O gabinete do ministro da Aeronáutica em 1987, brigadeiro Octávio Moreira Lima, segundo reportagens veiculadas à época, trabalhava com a possibilidade de ter havido uma “falha mecânica” a ser esclarecida.
O pedreiro Reis, uma das primeiras pessoas a chegar no local da queda das bombas, contou que o local foi logo isolado e chegaram muitos militares com trajes camuflados. “Trouxeram um trator.
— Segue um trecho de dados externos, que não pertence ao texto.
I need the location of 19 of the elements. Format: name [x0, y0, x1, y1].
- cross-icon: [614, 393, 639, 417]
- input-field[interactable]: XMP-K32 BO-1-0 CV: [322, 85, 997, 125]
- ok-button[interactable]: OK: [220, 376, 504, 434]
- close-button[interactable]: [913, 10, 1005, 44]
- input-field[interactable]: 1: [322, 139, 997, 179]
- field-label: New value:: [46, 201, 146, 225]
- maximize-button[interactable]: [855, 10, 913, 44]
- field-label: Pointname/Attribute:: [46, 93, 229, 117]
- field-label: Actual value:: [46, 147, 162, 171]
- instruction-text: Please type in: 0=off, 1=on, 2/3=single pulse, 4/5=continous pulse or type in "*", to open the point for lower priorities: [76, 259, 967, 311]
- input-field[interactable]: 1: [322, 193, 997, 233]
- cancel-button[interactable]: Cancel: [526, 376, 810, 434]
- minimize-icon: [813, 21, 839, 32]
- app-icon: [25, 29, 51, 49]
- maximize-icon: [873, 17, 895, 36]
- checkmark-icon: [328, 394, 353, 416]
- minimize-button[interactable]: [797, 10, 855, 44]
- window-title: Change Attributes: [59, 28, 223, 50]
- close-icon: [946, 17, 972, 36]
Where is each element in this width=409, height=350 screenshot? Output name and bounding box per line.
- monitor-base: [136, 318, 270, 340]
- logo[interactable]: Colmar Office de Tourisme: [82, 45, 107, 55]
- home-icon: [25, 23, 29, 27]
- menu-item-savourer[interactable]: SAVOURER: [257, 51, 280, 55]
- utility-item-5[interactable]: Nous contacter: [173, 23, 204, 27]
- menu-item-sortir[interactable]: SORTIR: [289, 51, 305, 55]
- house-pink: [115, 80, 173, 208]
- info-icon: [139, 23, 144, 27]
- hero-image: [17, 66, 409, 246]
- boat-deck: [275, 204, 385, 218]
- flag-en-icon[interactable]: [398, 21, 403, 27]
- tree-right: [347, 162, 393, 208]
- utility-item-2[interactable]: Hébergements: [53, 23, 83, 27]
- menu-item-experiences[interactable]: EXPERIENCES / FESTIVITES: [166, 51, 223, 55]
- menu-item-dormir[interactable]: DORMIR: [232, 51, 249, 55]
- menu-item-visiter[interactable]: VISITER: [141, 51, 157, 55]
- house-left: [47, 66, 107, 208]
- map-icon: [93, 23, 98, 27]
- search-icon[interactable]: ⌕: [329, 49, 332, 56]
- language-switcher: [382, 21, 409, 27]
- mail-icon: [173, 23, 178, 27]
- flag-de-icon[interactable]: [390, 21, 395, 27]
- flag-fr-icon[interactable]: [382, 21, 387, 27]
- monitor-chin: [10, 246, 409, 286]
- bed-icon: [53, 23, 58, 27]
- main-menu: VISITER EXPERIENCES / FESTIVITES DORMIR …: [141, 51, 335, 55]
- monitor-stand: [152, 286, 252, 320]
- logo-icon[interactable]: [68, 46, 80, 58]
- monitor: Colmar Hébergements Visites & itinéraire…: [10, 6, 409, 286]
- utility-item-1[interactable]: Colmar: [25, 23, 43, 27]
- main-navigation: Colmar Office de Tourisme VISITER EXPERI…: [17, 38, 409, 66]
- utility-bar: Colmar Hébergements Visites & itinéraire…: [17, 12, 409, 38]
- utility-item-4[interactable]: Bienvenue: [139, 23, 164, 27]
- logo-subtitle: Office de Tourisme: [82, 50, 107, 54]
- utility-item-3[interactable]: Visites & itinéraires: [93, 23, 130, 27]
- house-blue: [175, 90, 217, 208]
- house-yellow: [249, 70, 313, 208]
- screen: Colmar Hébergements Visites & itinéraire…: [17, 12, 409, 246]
Mas cavavam com as mãos, com pás”, disse.
O ex-prefeito mandou que funcionários da administração municipal amarrassem as duas bombas e evitassem que as bombas fossem levadas embora pela FAB. “Era a prova do crime”, explicou, ao apontar que para tentar agradar a população e servidores municipais, os militares resolveram entregar chaveiros e cinzeiros de presente.
Ele lembra ainda que, por vários dias seguidos em abril de 1987, jornais, revistas, programas noticiosos de rádio e televisão mostram notícias sobre o ocorrido. “O Cid Moreira, no Jornal Nacional, falava com aquela voz empostada que a situação estava sem solução. Havia cobrança de uma resposta do governo federal e da FAB”.
Mas foi necessária a realização de muitas reuniões em Brasília, haver a intervenção de políticos, como o deputado federal Ulisses Guimarães, para o problema começar a ser resolvido. “Fizeram galhofa com Formiga. Sempre esconderam os nomes dos pilotos. Qual o objetivo disso? Era treinamento, era o quê?”, questiona o ex-prefeito ainda hoje.
Cerca de três meses depois do bombardeio, em junho de 1987, a Aeronáutica anunciou o pagamento de indenização de Cz$ 1.586.918, hoje algo em torno de R$ 5,5 milhões, para a prefeitura de Formiga. A população teve de se contentar com um pedido de desculpas da FAB. “Crianças e seus pais ficaram traumatizados”, ressaltou o ex-chefe do Executivo.
Parte dessa verba teve como destino a construção da Praça da Bomba, com formato redondo similar a um alvo. No meio há um pedestal com um dos petardos exposto. Uma placa de metal anuncia “O dia em que a Formiga parou”. Se transformou em ponto turístico da cidade.
O dia do bombardeio sobre o município mineiro criou também várias lendas que passam de boca em boca na região. Uma delas é que um dos pilotos da FAB tinha uma namorada que morava em Campo Belo, localizado a cerca de 57 quilômetros de Formiga. E “ele vinha fazer gracinha para ela com o avião”, contam moradores.
Outro fato, também sem comprovação, é que no momento do bombardeio estava sendo realizada uma manifestação na cidade, por causa de problemas na economia, juros bancários altos. Tal protesto havia sido dispersado com a bomba inerte.
Quedas acidentais de bombas fora do Brasil
Fatos similares a este na cidade de Formiga podem ser considerados comuns na aviação. O que não é normal é a censura prévia existente sobre o fato, como vem ocorrendo no Brasil desde 1987.
Em novembro de 2019, a Força Aérea dos Estados Unidos revelou que um caça F16 lançou acidentalmente uma bomba inerte fora da zona de treinamento da Base Aérea de Misawa, nordeste do Japão. O petardo pesava mais de 200 quilos. A informação veiculada pelo Ministério da Defesa relatava que não houve feridos.
De acordo com o governo da província de Aomori, onde fica a base de Misawa, a bomba foi encontrada a cerca de cinco quilômetros a oeste do campo de tiro, onde não há residências. O campo de treinamento está localizado a 20 quilômetros ao norte da base de Misawa e é usado pelos militares dos EUA e pelas Forças de Autodefesa do Japão. É o único local na principal ilha de Honshu, no país, onde podem ser realizados exercícios de tiro e bombardeio ar-solo, de acordo com o Ministério da Defesa japonês, segundo o jornal Kyodo News.
Em Formiga, a FAB não provocou vítimas fatais. O bombardeio se transformou num evento histórico e criou um ponto turístico. “Prova disso é que, hoje, há uma praça no local onde caíram as bombas, inclusive, com uma delas lá, em exposição. Muito se comenta sobre o fato, mas ao menos que eu saiba, não há uma explicação convincente para o incidente”, relacionou Alex Arouca, atual secretário de Cultura de Formiga.